How does work get done in organizations? By people; and, frequently, by people working with other people to achieve some mutual goal. In the process, these people need to communicate with each other. This can be done in a variety of ways, but one quintessential and seemingly green team communication tool is meetings.
Why We Need Meetings
Meetings are an essential part of effective communication within organizations. While a great deal of discussion can get accomplished—and well documented—in a long e-mail chain, including all the pertinent players, communicating via e-mail (or, increasingly these days, via text) just isn’t the same as having everyone in the same room so all can discuss issues in real time. Having everyone present and actively engaged can go further to ensure buy-in, commitment, and appropriate action.
That said, as every business person likely knows, meetings can be a big drain on time. Just look around the room the next time you’re in a meeting and calculate how much that meeting cost in terms of staff time. This doesn’t even begin to take into account the lost opportunity time that meeting participants have relative to other work they could have been getting done.
That’s why, we don’t just need meetings—we need meeting minutes! Meeting minutes are essential to making meetings as effective as possible and to ensure that the effort put into these meetings pays off. Here are just a few reasons why.
… and Meeting Minutes!
Have you ever attended a meeting and, after the fact, racked your brain to remember exactly what was discussed at the meeting? As noted above, meetings use up a lot of valuable time. The last thing you want is to have to repeat a meeting with all those key staff because nobody can remember what was decided.
Even if the entire meeting isn’t reheld, smaller groups of the attendees having to spend time recapping what was discussed or agreed on is a major waste. Meeting minutes can be used to provide clarification and serve as a historical document to ensure that rework is minimized, if not eliminated.
Meeting minutes can also be used to keep things moving. Bringing minutes from a previous meeting to the next one can help eliminate the tendency to rehash topics that have already been addressed. Along with a set agenda, using meeting minutes to drive progress can add value and avoid waste.

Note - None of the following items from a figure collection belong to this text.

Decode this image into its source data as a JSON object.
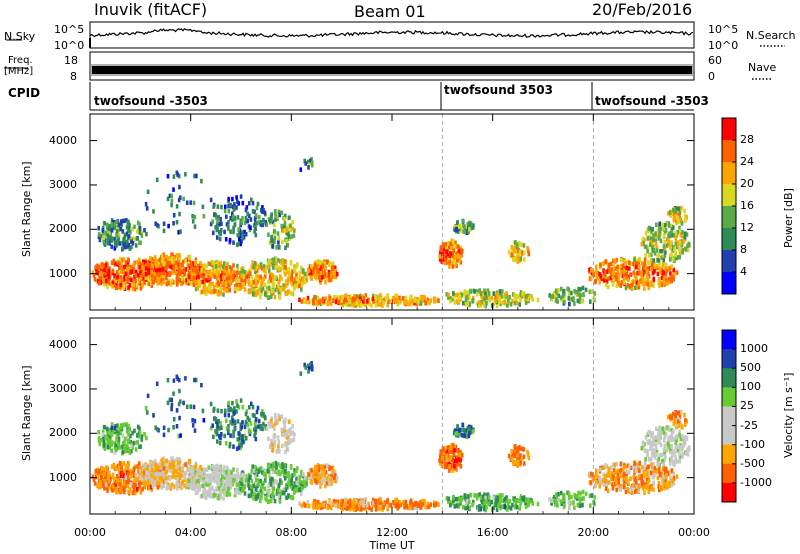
{
  "header": {
    "station": "Inuvik (fitACF)",
    "beam": "Beam 01",
    "date": "20/Feb/2016"
  },
  "top_panels": {
    "nsky_label": "N.Sky",
    "nsky_ticks": [
      "10^5",
      "10^0"
    ],
    "nsearch_label": "N.Search",
    "freq_label_1": "Freq.",
    "freq_label_2": "[MHz]",
    "freq_ticks": [
      "18",
      "8"
    ],
    "nave_label": "Nave",
    "nave_ticks": [
      "60",
      "0"
    ],
    "cpid_label": "CPID",
    "cpid_segments": [
      "twofsound -3503",
      "twofsound 3503",
      "twofsound -3503"
    ]
  },
  "colors": {
    "power": [
      "#0000ff",
      "#2040b0",
      "#2e8b57",
      "#5aaa4a",
      "#d8d820",
      "#ffa500",
      "#ff6000",
      "#ff0000"
    ],
    "velocity": [
      "#ff0000",
      "#ff6000",
      "#ffa500",
      "#c8c8c8",
      "#c8c8c8",
      "#66cc33",
      "#2e8b57",
      "#2040b0",
      "#0000ff"
    ]
  },
  "chart_data": [
    {
      "type": "heatmap",
      "name": "Power",
      "xlabel": "",
      "ylabel": "Slant Range [km]",
      "x_ticks": [
        "00:00",
        "04:00",
        "08:00",
        "12:00",
        "16:00",
        "20:00",
        "00:00"
      ],
      "y_ticks": [
        "1000",
        "2000",
        "3000",
        "4000"
      ],
      "xlim": [
        0,
        24
      ],
      "ylim": [
        180,
        4600
      ],
      "colorbar_label": "Power [dB]",
      "colorbar_ticks": [
        "4",
        "8",
        "12",
        "16",
        "20",
        "24",
        "28"
      ],
      "colorbar_range": [
        0,
        32
      ],
      "cpid_change_hours": [
        14.0,
        20.0
      ]
    },
    {
      "type": "heatmap",
      "name": "Velocity",
      "xlabel": "Time UT",
      "ylabel": "Slant Range [km]",
      "x_ticks": [
        "00:00",
        "04:00",
        "08:00",
        "12:00",
        "16:00",
        "20:00",
        "00:00"
      ],
      "y_ticks": [
        "1000",
        "2000",
        "3000",
        "4000"
      ],
      "xlim": [
        0,
        24
      ],
      "ylim": [
        180,
        4600
      ],
      "colorbar_label": "Velocity [m s⁻¹]",
      "colorbar_ticks": [
        "1000",
        "500",
        "100",
        "25",
        "-25",
        "-100",
        "-500",
        "-1000"
      ],
      "cpid_change_hours": [
        14.0,
        20.0
      ]
    }
  ]
}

As we’ll discuss in a follow-up post, meetings should have action items. When a decision is made that something needs to be accomplished, it’s easy for it to simply not happen if it isn’t assigned. Meeting minutes are the perfect place to record such assignments.
In this post, we’ve discussed several reasons meeting minutes are crucial to getting organizational work done efficiently. In a follow-up post, we’ll talk about what should be included in all of your company’s meeting minutes. Finally, we’ll take a look at some best practices for enforcing the use of meeting minutes in your organization.